← the Atlas

herdr vs. kolu — what to adopt

analysis · budding ·

A shipped Rust agent-multiplexer (herdr) makes the same first-party-owns-the-PTYs bet kolu's remote-terminals plan chose — so it's a reference implementation of R-4 Phase B, not a competitor. One handoff-discipline borrow, several validations, two gaps the plans don't cover (native resume; resize arbitration). Claims fact-checked against both codebases.

A study of ogulcancelik/herdr (cloned @ HEAD) read through kolu’s remote-terminals plan ( #951 and the pty-daemon / kolu-tui / chrome-bar docs). Sibling to the Ghostex vs. kolu remote-terminals analysis. Every load-bearing claim below was fact-checked against both codebases — herdr citations all verified; three kolu-side claims were corrected (noted inline). 13-agent workflow + adversarial critique

Both projects are AGPL-3.0-or-later, so herdr’s open-source code is license-compatible with kolu — porting is permitted under the AGPL’s terms, not blocked.

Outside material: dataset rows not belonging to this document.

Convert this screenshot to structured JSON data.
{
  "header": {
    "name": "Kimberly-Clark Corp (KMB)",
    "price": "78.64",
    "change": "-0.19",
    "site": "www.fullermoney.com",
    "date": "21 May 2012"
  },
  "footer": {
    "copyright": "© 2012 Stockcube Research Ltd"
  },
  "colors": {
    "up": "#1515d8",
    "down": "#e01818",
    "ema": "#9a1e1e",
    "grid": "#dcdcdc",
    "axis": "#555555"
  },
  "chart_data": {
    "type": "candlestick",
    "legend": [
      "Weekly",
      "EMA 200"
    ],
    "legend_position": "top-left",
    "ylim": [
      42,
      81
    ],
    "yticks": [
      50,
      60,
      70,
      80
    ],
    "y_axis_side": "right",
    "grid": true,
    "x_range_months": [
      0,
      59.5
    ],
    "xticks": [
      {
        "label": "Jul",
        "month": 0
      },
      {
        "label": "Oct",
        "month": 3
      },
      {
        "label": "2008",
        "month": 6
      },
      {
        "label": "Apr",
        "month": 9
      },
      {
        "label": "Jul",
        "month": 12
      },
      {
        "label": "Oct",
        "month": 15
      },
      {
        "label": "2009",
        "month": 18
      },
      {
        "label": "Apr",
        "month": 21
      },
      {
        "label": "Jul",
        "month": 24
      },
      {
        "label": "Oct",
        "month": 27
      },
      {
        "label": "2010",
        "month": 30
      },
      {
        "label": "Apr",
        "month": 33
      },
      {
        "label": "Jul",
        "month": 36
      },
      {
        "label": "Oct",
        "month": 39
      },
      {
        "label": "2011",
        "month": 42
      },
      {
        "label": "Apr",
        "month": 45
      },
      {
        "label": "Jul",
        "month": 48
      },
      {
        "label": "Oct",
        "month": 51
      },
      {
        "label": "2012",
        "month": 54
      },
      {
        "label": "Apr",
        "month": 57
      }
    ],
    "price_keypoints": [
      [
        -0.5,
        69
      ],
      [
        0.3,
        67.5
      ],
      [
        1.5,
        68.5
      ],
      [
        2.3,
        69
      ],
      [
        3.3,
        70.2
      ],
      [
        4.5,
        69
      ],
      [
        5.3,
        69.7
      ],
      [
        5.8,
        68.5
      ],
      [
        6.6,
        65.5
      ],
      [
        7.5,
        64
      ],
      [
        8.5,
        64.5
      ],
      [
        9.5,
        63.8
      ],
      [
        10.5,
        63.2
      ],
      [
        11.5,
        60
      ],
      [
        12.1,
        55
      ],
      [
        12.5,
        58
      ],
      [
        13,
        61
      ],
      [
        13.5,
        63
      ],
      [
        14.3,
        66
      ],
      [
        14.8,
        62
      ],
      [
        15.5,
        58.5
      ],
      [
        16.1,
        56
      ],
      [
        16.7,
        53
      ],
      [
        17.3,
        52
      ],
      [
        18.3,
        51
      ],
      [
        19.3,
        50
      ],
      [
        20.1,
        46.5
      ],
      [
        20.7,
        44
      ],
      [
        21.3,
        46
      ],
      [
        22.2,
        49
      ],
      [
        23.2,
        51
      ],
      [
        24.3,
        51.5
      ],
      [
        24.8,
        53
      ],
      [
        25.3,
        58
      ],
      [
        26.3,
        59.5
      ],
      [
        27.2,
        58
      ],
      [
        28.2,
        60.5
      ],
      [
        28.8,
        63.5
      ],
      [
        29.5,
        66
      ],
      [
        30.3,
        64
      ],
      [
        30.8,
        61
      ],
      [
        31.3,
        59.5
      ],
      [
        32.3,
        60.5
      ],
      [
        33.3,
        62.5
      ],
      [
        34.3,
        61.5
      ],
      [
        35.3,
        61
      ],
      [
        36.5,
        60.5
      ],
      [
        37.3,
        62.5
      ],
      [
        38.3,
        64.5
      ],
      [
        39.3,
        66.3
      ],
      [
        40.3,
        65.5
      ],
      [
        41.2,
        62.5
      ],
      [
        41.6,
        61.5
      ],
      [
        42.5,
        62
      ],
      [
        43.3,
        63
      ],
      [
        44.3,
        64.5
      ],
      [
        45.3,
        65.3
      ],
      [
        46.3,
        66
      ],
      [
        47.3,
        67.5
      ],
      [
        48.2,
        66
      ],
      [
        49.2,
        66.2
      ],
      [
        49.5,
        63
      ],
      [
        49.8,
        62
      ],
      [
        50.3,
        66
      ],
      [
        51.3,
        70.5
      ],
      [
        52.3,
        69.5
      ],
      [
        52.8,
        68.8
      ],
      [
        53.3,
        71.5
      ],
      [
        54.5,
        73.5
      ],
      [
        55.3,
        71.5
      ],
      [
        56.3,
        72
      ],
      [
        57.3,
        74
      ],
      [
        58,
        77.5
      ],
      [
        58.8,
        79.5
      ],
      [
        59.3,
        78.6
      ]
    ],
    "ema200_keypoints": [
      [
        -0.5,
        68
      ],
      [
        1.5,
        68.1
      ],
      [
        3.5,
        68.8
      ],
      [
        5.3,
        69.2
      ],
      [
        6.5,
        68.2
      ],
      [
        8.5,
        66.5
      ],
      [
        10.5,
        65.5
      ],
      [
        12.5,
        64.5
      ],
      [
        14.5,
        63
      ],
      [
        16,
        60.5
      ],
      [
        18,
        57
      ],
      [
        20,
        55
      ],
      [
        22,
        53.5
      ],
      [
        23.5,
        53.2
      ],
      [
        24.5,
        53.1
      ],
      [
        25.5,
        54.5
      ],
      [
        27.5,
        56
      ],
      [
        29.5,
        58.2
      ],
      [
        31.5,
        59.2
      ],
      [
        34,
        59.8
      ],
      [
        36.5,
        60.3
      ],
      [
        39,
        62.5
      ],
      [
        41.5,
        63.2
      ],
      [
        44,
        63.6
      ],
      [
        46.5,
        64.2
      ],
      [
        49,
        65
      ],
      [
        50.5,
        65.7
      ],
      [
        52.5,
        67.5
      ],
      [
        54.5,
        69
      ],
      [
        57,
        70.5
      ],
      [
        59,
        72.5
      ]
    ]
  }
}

The reason most recommendations are techniques and design rather than verbatim code is the stack gap (herdr is Rust; kolu is TypeScript/SolidJS), not licensing.

herdr is a ~107K-LOC Rust TUI agent multiplexer: one binary, a long-lived background server that owns every PTY (one ghostty VT emulator + one OS-thread PTY actor per pane), thin clients that attach/detach over a unix socket. Workspaces → tabs → panes. An agent-awareness sidebar rolls each workspace up to its most urgent state (blocked / working / done / idle). A second socket exposes a JSON API so agents themselves can create panes, read output, and wait for state. Named sessions, remote-over-SSH, 14+ agent integrations, and an experimental zero-downtime live handoff.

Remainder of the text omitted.